It was summer, but I felt a chill that I could not shake. My silk curtains were soaked and ruined, but other than that, everything looked as it had when I'd fallen asleep. Nonetheless, I rang for my butler and crossed the hallway to the room where Cécile slept. It appeared that I had overreacted until she inspected her jewelry cases. The locks on each of them had been picked, but of all the exquisite pieces that they contained, only one was missing: Marie Antoinette's teardrop-shaped diamond earrings, the ones Cécile had worn that afternoon.

Davis, my butler, sent for the police at once, and their thorough search of my house proved what I had suspected after seeing Cécile's cases: Nothing was missing except the earrings. The priceless antiquities displayed in my library, the old masters' paintings that could be found throughout the house, and my own jewelry were untouched. Not even the two-hundred-carat emerald-and-diamond necklace that sat next to the earrings was disturbed.
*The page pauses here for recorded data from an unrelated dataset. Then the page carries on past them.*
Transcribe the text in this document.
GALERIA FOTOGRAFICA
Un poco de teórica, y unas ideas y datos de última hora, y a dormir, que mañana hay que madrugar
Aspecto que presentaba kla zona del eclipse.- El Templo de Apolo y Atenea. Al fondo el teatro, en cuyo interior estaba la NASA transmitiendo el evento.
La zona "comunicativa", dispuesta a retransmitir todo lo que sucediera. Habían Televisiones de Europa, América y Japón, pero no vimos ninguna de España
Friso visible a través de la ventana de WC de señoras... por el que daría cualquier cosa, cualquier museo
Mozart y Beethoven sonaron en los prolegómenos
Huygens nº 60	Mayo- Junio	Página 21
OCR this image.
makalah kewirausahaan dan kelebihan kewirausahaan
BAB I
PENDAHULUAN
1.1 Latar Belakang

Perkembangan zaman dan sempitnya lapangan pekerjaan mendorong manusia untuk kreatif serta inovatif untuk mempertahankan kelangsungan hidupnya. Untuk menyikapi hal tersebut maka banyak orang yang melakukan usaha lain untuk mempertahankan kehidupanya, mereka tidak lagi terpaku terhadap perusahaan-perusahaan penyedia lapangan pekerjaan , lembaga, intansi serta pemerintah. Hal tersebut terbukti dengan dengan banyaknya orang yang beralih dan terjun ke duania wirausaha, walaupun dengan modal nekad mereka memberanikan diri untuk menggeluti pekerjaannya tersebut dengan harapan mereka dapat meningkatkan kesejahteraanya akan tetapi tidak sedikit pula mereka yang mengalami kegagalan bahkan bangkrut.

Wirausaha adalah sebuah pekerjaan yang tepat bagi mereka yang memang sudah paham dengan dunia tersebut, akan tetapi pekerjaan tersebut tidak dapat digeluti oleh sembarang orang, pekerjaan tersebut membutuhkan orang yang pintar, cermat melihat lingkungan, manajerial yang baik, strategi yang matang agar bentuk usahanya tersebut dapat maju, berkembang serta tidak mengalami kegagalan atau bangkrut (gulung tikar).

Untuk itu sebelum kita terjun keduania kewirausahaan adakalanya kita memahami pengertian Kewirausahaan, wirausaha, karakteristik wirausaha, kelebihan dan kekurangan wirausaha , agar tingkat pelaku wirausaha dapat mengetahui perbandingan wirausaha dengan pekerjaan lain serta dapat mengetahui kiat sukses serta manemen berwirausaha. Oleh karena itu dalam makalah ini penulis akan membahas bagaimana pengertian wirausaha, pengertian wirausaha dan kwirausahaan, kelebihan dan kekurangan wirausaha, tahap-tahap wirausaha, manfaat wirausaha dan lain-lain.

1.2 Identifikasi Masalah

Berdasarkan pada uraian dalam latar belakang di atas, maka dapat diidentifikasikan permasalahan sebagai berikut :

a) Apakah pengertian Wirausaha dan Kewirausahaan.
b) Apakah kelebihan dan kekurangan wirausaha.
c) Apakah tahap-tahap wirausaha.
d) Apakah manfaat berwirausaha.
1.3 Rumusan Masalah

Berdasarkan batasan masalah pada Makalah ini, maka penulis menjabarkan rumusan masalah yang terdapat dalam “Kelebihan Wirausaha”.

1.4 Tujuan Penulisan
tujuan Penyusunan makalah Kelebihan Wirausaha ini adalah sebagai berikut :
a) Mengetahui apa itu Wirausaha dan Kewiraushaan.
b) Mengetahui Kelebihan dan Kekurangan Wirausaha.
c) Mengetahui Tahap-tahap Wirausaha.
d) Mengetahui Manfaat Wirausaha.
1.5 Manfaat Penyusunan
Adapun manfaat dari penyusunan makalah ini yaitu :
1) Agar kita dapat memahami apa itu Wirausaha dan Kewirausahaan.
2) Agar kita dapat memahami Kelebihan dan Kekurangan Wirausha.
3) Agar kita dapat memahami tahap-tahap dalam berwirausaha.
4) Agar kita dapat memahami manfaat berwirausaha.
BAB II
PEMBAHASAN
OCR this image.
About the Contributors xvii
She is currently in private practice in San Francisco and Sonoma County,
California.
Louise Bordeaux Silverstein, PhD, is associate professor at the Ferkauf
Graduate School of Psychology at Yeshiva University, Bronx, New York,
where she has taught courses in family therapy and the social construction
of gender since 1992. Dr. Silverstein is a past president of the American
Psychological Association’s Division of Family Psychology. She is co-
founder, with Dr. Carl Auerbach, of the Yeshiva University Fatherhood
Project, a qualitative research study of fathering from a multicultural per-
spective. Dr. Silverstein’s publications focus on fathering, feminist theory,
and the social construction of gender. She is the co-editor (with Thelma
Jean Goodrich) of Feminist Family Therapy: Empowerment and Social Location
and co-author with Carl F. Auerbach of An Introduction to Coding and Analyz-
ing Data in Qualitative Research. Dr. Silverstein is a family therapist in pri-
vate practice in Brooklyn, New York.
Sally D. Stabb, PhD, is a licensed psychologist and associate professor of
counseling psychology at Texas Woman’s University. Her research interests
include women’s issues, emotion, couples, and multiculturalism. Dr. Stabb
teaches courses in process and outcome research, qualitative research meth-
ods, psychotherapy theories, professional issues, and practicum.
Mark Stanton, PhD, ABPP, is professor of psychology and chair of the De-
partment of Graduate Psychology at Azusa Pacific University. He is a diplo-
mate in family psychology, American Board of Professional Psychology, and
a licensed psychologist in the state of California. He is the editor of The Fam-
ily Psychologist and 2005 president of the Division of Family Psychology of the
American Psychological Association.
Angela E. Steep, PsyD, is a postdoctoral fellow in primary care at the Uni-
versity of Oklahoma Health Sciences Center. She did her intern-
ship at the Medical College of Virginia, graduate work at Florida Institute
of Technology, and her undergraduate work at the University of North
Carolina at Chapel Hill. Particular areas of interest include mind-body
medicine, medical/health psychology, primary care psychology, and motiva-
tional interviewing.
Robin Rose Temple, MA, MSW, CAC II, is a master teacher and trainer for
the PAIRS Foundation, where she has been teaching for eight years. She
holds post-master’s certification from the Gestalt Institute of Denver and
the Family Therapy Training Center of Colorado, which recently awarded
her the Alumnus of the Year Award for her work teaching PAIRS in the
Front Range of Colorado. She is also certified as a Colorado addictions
Our thief had known what he wanted.

"It is difficult to be angry with a man who shows such refined taste," Cécile said the next morning as we sat at the breakfast table. "Clearly he is not motivated by greed."

"It's a pity your dogs did not bark to warn us of the intruder." Cécile refused to leave her home in Paris without her pets and would not come to visit me unless I agreed to let her bring them. Caesar and Brutus were tiny things, more likely to cower at the sight of a cat than to bark at a burglar. "If I had woken up earlier, I might have seen him," I said, frowning. The police had found footprints in the garden beneath my room, and although the rain had washed away any identifying features, they were able to determine that the intruder had entered the house through my window. This revelation had deeply disturbed Davis, who reprimanded the entire staff and assured me that he would personally check the locks in the house every evening. I did not hold anyone responsible. Had it not been raining, I would have directed my maid to leave the window open, and I said as much to Colin when he arrived to find Cécile and me still at breakfast.